Cuba protests US fines on bank transactions

Cuba objects to US fines against HSBC, Japanese bank, over sanctioned countries' transactions

HAVANA (AP) -- Havana on Thursday protested recent U.S. government fines levied against two banks found to have enabled countries subject to U.S. sanctions, including Cuba, to make prohibited transactions through American financial institutions.

In a statement, the island's Foreign Ministry called the penalties "unjust and illegal" and noted that they came on the heels of a U.N. vote in which world nations once again voted overwhelmingly to condemn the 50-year-old U.S. embargo against Cuba.

The bank fines "demonstrate that the U.S. policy of ferocious prosecution of financial and commercial transactions targeting Cuba and those who maintain a legitimate relationship with our country under the protection of international law not only has not changed, but has hardened," the statement read.

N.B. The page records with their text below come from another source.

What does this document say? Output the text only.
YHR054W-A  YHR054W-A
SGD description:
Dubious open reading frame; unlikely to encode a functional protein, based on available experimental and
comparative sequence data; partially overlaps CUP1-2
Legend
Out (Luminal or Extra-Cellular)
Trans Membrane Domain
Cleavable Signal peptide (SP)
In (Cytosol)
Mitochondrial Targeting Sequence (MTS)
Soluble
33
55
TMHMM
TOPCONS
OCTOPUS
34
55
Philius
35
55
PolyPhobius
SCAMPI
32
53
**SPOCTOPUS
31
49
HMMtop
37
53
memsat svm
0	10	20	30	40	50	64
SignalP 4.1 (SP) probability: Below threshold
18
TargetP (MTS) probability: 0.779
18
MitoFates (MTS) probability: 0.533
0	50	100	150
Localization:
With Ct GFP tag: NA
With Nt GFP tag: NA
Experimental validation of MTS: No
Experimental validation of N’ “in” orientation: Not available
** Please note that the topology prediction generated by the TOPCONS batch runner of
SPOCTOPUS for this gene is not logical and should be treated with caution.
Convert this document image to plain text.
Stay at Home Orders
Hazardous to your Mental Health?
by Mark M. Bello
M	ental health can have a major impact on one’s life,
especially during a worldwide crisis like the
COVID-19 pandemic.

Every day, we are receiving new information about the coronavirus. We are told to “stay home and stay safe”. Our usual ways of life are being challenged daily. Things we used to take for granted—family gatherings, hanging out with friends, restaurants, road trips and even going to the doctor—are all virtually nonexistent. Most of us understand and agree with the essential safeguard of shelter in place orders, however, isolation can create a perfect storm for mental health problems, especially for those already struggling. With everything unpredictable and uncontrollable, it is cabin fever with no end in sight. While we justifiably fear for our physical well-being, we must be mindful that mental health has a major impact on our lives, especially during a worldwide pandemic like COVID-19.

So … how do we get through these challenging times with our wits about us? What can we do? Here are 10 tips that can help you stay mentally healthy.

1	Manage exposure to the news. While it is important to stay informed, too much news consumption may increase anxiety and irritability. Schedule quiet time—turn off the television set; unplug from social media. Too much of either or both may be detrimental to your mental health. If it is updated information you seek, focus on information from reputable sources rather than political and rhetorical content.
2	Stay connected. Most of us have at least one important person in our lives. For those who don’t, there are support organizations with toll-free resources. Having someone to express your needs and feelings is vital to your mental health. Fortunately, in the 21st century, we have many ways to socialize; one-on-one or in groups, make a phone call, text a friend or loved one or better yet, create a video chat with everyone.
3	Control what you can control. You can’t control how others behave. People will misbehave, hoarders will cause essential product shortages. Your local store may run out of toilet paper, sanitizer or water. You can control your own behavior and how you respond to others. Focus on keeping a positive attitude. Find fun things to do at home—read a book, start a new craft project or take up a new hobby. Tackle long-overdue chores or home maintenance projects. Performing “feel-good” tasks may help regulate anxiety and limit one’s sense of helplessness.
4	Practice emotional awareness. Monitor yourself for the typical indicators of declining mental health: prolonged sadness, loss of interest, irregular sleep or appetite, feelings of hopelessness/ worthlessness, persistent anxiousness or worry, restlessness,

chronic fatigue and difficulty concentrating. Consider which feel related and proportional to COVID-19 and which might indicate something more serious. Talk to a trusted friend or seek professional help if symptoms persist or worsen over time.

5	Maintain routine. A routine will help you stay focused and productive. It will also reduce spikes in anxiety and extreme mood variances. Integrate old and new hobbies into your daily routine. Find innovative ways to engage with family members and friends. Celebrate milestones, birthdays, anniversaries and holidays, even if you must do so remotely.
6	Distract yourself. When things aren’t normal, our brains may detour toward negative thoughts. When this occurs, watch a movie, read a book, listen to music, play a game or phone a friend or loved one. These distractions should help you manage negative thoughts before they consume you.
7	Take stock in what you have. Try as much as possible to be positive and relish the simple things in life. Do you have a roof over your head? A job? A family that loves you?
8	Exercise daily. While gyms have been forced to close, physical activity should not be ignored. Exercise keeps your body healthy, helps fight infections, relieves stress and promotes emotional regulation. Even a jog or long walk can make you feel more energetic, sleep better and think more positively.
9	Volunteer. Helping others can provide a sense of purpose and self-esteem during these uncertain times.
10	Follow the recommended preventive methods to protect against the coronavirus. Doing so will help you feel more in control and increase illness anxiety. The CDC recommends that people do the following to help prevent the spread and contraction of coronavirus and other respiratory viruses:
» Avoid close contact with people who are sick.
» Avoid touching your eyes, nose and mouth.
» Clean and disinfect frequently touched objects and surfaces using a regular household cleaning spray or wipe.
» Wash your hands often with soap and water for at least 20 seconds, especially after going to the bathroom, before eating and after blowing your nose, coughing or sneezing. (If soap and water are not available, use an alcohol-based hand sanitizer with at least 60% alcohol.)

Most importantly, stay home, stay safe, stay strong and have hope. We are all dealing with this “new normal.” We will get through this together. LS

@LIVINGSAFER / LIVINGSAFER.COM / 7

On Dec. 11 it was announced that London-based HSBC had agreed to pay $1.9 billion in penalties to end a U.S. probe. The London-based bank was found to have processed transactions that let Mexican drug cartels launder money and allowed others under U.S. suspicion or sanction, including nations such as Cuba, Iran, Libya, Myanmar and Sudan, move money around the world between the mid-1990s and 2006.

It was the largest penalty ever imposed on a bank, and a U.S. Justice Department official called it a "stunning, stunning failure" by HSBC to monitor itself.

The following day Japan's Bank of Tokyo-Mitsubishi UFJ reached an $8.6 million settlement with the U.S. Treasury Department in a similar case.